Considering together his three films that I love most — I Vitelloni, La dolce vita, 8 1/2 — there seems to be a single value, beyond what has been said so far, in a coherent existential chronological flow, whereby I Vitelloni reflects the late adolescent arc of the director’s life. Fellini turns to the world without knowing exactly what to ask of it and what it can offer him. La dolce vita is the next passage, in which the man Fellini is enveloped in the whirlwind of existence. He wants to live, needs to live, and fends off as best he can the assaults of those (his girlfriend above all) who would like to deny that need for freedom.
Fortunately for us, Fellini could not put his head on straight, and 8 1/2 is the testament of one who has lived, but still and always claims life.
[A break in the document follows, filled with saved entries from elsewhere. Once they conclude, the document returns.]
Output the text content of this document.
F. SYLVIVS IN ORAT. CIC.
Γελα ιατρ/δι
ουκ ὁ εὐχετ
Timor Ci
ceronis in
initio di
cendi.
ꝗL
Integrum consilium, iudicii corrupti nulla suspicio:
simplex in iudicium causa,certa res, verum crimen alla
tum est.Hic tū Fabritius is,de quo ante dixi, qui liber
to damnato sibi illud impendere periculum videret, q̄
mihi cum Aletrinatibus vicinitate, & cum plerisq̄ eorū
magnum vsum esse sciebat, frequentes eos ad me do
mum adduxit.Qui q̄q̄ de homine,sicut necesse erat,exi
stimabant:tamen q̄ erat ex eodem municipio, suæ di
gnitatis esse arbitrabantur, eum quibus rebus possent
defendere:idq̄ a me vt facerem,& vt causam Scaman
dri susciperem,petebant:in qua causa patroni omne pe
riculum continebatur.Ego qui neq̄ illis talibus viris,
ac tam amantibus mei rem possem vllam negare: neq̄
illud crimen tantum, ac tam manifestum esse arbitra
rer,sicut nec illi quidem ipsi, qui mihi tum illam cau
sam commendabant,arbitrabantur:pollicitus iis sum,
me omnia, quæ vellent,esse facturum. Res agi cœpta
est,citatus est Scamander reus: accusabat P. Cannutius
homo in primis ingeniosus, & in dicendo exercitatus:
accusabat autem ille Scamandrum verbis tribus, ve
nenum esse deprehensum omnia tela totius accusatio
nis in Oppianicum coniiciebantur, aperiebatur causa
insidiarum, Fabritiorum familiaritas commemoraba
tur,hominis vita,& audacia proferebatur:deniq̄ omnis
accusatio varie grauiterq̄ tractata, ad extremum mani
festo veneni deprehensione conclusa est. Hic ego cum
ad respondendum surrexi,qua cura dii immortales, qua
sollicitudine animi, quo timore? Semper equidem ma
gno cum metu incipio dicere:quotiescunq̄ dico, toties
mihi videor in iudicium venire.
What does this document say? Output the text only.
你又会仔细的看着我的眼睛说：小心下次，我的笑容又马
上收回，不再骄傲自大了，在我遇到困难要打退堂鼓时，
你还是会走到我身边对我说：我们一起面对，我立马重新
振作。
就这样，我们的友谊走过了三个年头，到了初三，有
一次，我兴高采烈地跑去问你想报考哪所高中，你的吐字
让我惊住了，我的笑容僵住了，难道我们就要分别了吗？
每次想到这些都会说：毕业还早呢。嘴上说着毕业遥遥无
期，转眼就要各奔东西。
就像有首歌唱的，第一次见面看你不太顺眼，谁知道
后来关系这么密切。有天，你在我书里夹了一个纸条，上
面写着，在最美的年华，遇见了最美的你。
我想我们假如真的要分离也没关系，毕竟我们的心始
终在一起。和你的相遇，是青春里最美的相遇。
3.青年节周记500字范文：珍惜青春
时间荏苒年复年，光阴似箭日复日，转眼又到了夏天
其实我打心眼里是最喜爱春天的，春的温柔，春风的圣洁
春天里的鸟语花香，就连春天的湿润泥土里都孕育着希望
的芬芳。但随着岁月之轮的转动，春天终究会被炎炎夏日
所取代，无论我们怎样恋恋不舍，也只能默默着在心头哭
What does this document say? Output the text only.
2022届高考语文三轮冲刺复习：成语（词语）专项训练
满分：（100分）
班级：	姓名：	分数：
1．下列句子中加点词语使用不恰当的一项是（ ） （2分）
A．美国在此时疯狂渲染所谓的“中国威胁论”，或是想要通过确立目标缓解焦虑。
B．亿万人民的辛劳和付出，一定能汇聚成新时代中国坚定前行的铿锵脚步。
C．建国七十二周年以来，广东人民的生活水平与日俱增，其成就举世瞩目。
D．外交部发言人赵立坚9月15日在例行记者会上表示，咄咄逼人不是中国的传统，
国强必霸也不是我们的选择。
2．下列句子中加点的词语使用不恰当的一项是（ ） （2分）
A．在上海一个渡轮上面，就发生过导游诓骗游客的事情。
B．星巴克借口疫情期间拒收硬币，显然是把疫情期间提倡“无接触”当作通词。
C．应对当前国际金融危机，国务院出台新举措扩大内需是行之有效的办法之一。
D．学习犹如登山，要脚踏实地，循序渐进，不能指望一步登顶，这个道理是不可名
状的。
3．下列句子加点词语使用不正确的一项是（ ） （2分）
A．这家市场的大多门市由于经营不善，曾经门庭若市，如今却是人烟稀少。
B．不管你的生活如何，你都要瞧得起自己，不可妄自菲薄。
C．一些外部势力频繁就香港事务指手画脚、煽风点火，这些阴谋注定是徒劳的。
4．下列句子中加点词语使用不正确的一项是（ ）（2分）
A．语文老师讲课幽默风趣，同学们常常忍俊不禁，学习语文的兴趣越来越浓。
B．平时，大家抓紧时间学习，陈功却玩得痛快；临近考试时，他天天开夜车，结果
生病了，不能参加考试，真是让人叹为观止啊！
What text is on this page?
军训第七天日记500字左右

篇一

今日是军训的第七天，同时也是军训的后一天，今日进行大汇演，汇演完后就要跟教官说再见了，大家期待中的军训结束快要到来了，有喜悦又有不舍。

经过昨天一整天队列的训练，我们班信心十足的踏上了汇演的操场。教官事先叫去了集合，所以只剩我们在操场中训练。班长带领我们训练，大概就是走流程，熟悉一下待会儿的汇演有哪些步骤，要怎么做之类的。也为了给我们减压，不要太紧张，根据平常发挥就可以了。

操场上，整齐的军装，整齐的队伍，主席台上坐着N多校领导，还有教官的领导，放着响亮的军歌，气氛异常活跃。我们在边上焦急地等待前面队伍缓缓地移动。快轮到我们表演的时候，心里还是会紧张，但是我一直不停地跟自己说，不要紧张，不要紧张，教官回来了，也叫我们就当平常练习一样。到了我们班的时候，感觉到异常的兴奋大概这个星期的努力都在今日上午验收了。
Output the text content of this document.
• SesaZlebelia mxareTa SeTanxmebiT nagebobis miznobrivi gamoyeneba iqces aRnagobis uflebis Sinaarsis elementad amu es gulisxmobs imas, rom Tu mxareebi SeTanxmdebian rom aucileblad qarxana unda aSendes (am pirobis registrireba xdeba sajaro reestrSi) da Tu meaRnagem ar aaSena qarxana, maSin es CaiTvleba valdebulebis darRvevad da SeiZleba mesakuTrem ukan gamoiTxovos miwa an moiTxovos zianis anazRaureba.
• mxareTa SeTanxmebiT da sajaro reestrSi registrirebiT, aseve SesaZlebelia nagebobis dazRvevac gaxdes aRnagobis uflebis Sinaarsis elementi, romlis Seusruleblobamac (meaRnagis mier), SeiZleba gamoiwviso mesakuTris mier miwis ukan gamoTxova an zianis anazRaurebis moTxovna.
It is a confession, but also a claim to status, the assertion of a right. Fellini confronts the judgment of the intellectual over whom he takes the upper hand and from whom he distances himself, making a monument to disengagement, with an iron anti-logic that obeys only the flow of dreams, of memories, of the right or the duty to claim one’s vocation to male chauvinism, which never sounds like a deliberate desire to overpower women, but like a need to be free of inhibitions and the honesty to acknowledge it. We should express eternal gratitude to Giulietta Masina. When in 8 1/2 Guido asks his wife to walk that road with him because it is the only one he knows; when Marcello in La dolce vita shouts to his fiancée that the life she would like him to lead is that of an earthworm, bloodless and soulless, it is Federico Fellini speaking to Giulietta Masina. His wife may be the reason and the first destination of his films.